Maintenant, les caddies sont rangés dans un coin. Les vêtements, les couvertures qu’ils contenaient soigneusement pliés dans l’armoire. "On est des maniaques, nous, on désinfecte tout, tous les jours", raconte Philippe. Plus de 7 ans de rue.
Un peu de répit et trois repas par jour contre un tiers du revenu d’intégration sociale qu’ils reçoivent du CPAS. "Ce n’est pas grand-chose pour ce que l’on a : un micro-onde, un frigo, la télé, un lit. On est heureux", "On est bien ici ! C’est mieux que la rue. On a dormi dans des banques, au fitness, un peu partout, par terre", reprend Philippe. "Au début, quand on est rentré ici. Sa tension était haute, la mienne aussi. L’infirmière nous a rassurés : c’est le changement de situation".
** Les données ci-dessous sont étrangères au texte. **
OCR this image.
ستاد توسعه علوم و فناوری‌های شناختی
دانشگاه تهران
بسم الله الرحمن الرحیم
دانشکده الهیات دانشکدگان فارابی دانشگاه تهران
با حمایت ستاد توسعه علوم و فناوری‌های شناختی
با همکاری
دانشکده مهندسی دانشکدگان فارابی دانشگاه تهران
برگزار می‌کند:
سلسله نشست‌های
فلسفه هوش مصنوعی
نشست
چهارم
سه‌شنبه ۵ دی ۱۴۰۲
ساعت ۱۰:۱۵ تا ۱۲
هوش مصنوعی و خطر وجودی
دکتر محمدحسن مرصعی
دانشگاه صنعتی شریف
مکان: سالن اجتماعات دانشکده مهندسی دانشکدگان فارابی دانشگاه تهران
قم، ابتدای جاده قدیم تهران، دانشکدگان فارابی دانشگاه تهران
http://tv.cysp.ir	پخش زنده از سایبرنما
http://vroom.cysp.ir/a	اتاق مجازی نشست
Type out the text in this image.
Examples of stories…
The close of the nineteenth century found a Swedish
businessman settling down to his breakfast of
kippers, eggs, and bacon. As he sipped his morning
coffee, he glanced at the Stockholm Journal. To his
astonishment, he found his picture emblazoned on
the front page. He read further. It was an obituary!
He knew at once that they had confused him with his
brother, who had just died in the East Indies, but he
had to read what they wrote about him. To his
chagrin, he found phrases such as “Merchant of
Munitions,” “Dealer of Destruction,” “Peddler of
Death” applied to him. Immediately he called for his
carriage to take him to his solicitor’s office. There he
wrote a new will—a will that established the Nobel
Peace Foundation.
Je n’avais plus dormi dans un lit depuis 4 ans
Sami vient tout juste de se réveiller. Ses yeux ensommeillés sourient au-dessus de son masque. Algérien, il est sans-papier depuis 4 ans en Belgique. "On était dans un squat et un soir, un Monsieur nous a dit qu’il y avait un hôtel pour nous. Je n’y ai pas cru ! Un hôtel ? Pour les sans-papiers, les SDF ? C’était vrai !"
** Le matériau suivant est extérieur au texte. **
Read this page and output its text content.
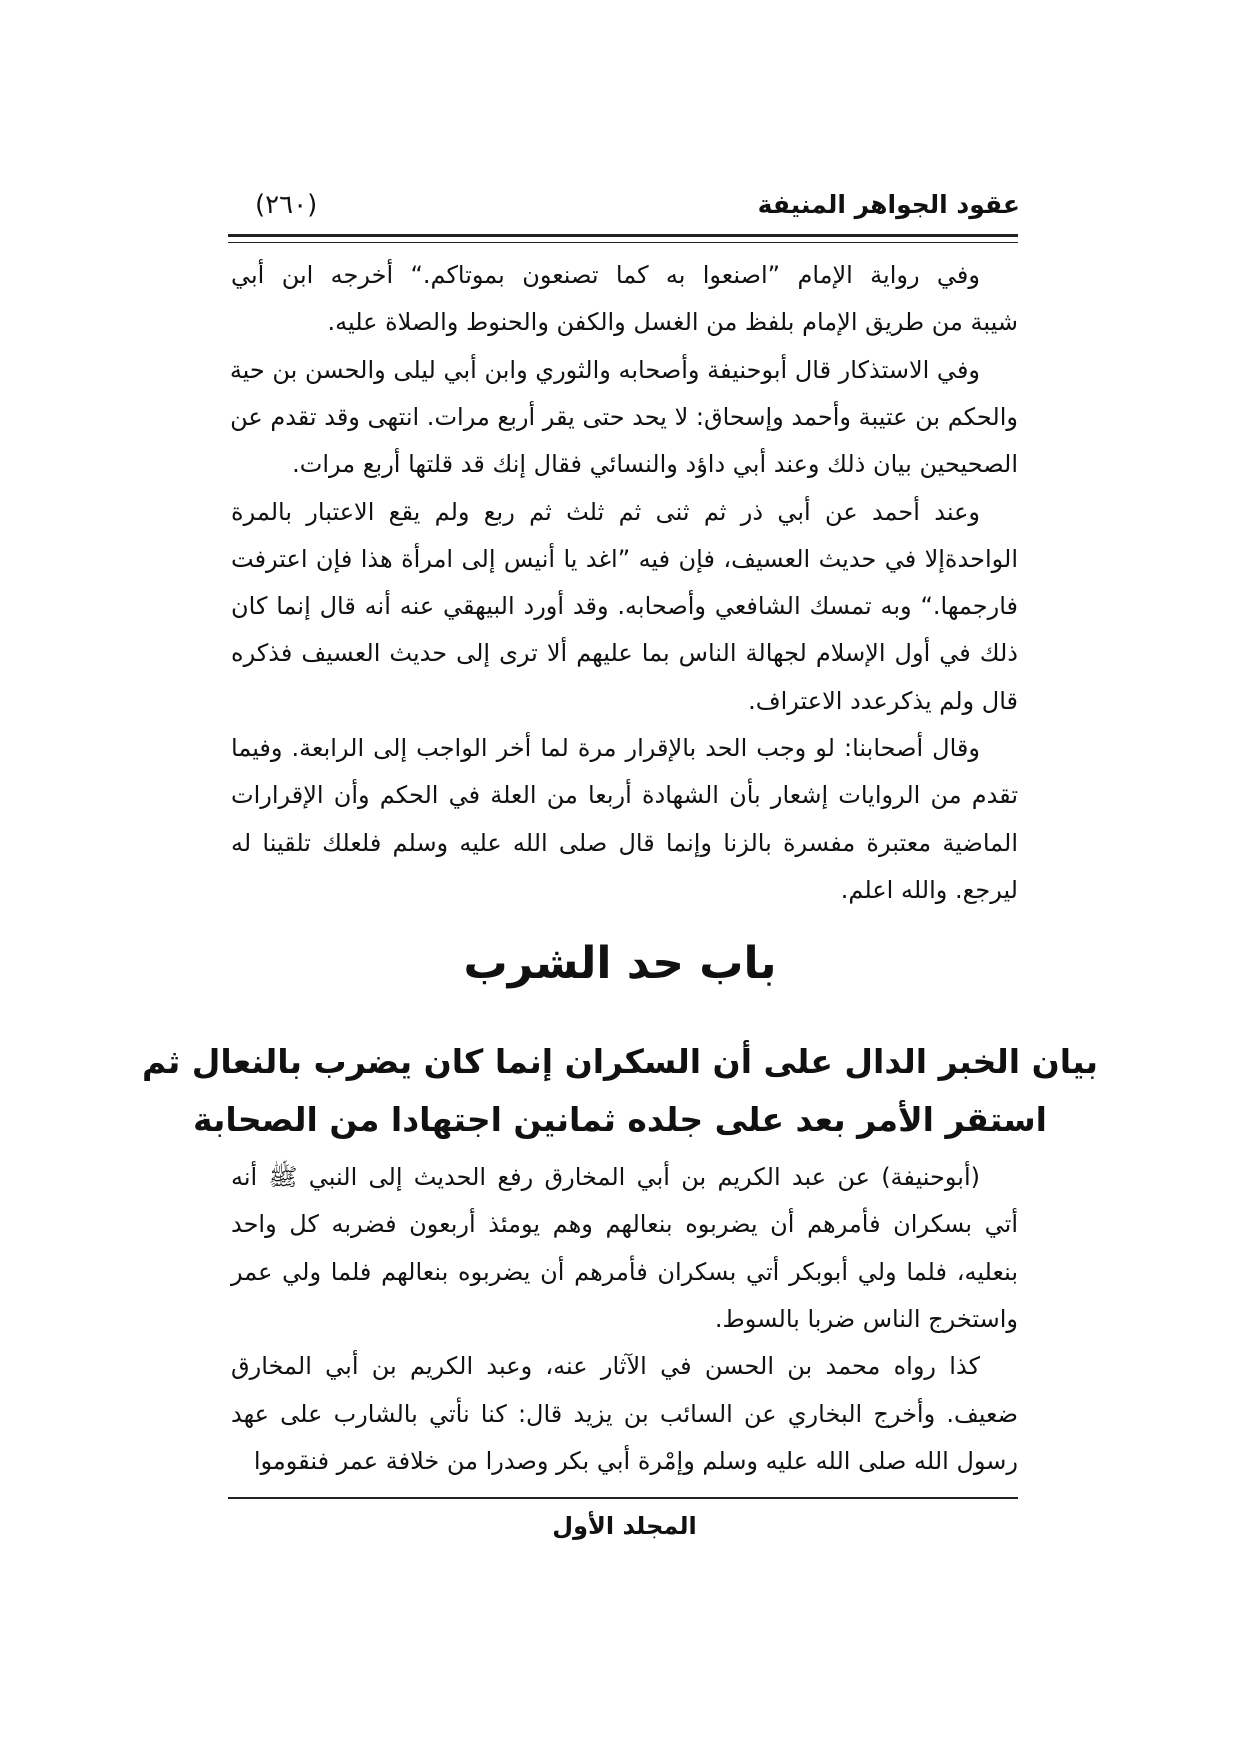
عقود الجواهر المنيفة
(٢٦٠)
وفي رواية الإمام ”اصنعوا به كما تصنعون بموتاكم.“ أخرجه ابن أبي
شيبة من طريق الإمام بلفظ من الغسل والكفن والحنوط والصلاة عليه.
وفي الاستذكار قال أبوحنيفة وأصحابه والثوري وابن أبي ليلى والحسن بن حية
والحكم بن عتيبة وأحمد وإسحاق: لا يحد حتى يقر أربع مرات. انتهى وقد تقدم عن
الصحيحين بيان ذلك وعند أبي داؤد والنسائي فقال إنك قد قلتها أربع مرات.
وعند أحمد عن أبي ذر ثم ثنى ثم ثلث ثم ربع ولم يقع الاعتبار بالمرة
الواحدةإلا في حديث العسيف، فإن فيه ”اغد يا أنيس إلى امرأة هذا فإن اعترفت
فارجمها.“ وبه تمسك الشافعي وأصحابه. وقد أورد البيهقي عنه أنه قال إنما كان
ذلك في أول الإسلام لجهالة الناس بما عليهم ألا ترى إلى حديث العسيف فذكره
قال ولم يذكرعدد الاعتراف.
وقال أصحابنا: لو وجب الحد بالإقرار مرة لما أخر الواجب إلى الرابعة. وفيما
تقدم من الروايات إشعار بأن الشهادة أربعا من العلة في الحكم وأن الإقرارات
الماضية معتبرة مفسرة بالزنا وإنما قال صلى الله عليه وسلم فلعلك تلقينا له
ليرجع. والله اعلم.
باب حد الشرب
بيان الخبر الدال على أن السكران إنما كان يضرب بالنعال ثم
استقر الأمر بعد على جلده ثمانين اجتهادا من الصحابة
(أبوحنيفة) عن عبد الكريم بن أبي المخارق رفع الحديث إلى النبي ﷺ أنه
أتي بسكران فأمرهم أن يضربوه بنعالهم وهم يومئذ أربعون فضربه كل واحد
بنعليه، فلما ولي أبوبكر أتي بسكران فأمرهم أن يضربوه بنعالهم فلما ولي عمر
واستخرج الناس ضربا بالسوط.
كذا رواه محمد بن الحسن في الآثار عنه، وعبد الكريم بن أبي المخارق
ضعيف. وأخرج البخاري عن السائب بن يزيد قال: كنا نأتي بالشارب على عهد
رسول الله صلى الله عليه وسلم وإمْرة أبي بكر وصدرا من خلافة عمر فنقوموا
المجلد الأول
"Je n’avais plus dormi dans un lit depuis 4 ans. C’est la première fois. Il fait chaud, il y a une télévision. Merci à tout le monde. Je n’avais même pas de sac pour mettre des vêtements. Ici, je prends une douche tous les jours. Avant, ça pouvait attendre un mois". Et quand on lui demande s’il craint de retrouver la rue, il répond : "On verra".
Pascal et Philippe eux aussi relativisent ce qui se passera après : "On sait que c’est provisoire. On se débrouillera, comme d’habitude. Cela ne vient plus à un an près, maintenant !"
Un suivi social approfondi
Ici, le cadre est posé, les règles sanitaires bien intégrées. Chacun porte son masque quand il sort de sa chambre. Pour celles liées au confinement, c’est moins clair. La plupart d’ailleurs ont des fourmis dans les jambes. Certains sortent souvent pour aller "chercher du travail au noir, mais c’est très très difficile en ce moment". D’autres ont l’habitude de sillonner la commune : "On fait notre petit tour, place de la Vaillance, etc".
Et la vie en collectivité ? "Il y a eu comme un peu partout des conflits", confie Kesia Ronsmans. Mais je pense que tout a été mis à plat. Des personnes avaient déjà eu des conflits, avant d’intégré l’hôtel. Maintenant c’est aplani".
Quoi qu’il en soit, ici on peut se poser. Eviter de se remettre en route chaque matin. Les services sociaux de la commune y voient une fenêtre d’opportunité pour raccrocher les personnes aux aides auxquelles elles ont droit. "Chaque personne qui est hébergée ici a un ou deux assistants sociaux de référence", explique Aurélie Baudoux, coordinatrice du service affaires sociales de la commune.
"On essaie qu’elles aient chacune un domicile ou une adresse de référence, qu’elles soient affiliées à une mutualité, qu’elles puissent recevoir un revenu si elles y ont droit, que ce soit un revenu du CPAS, ou une pension d’invalidité et qu’elles soient suivies par un médecin traitant ou inscrite dans une maison médicale. Ce sont les priorités que l’on s’est fixé".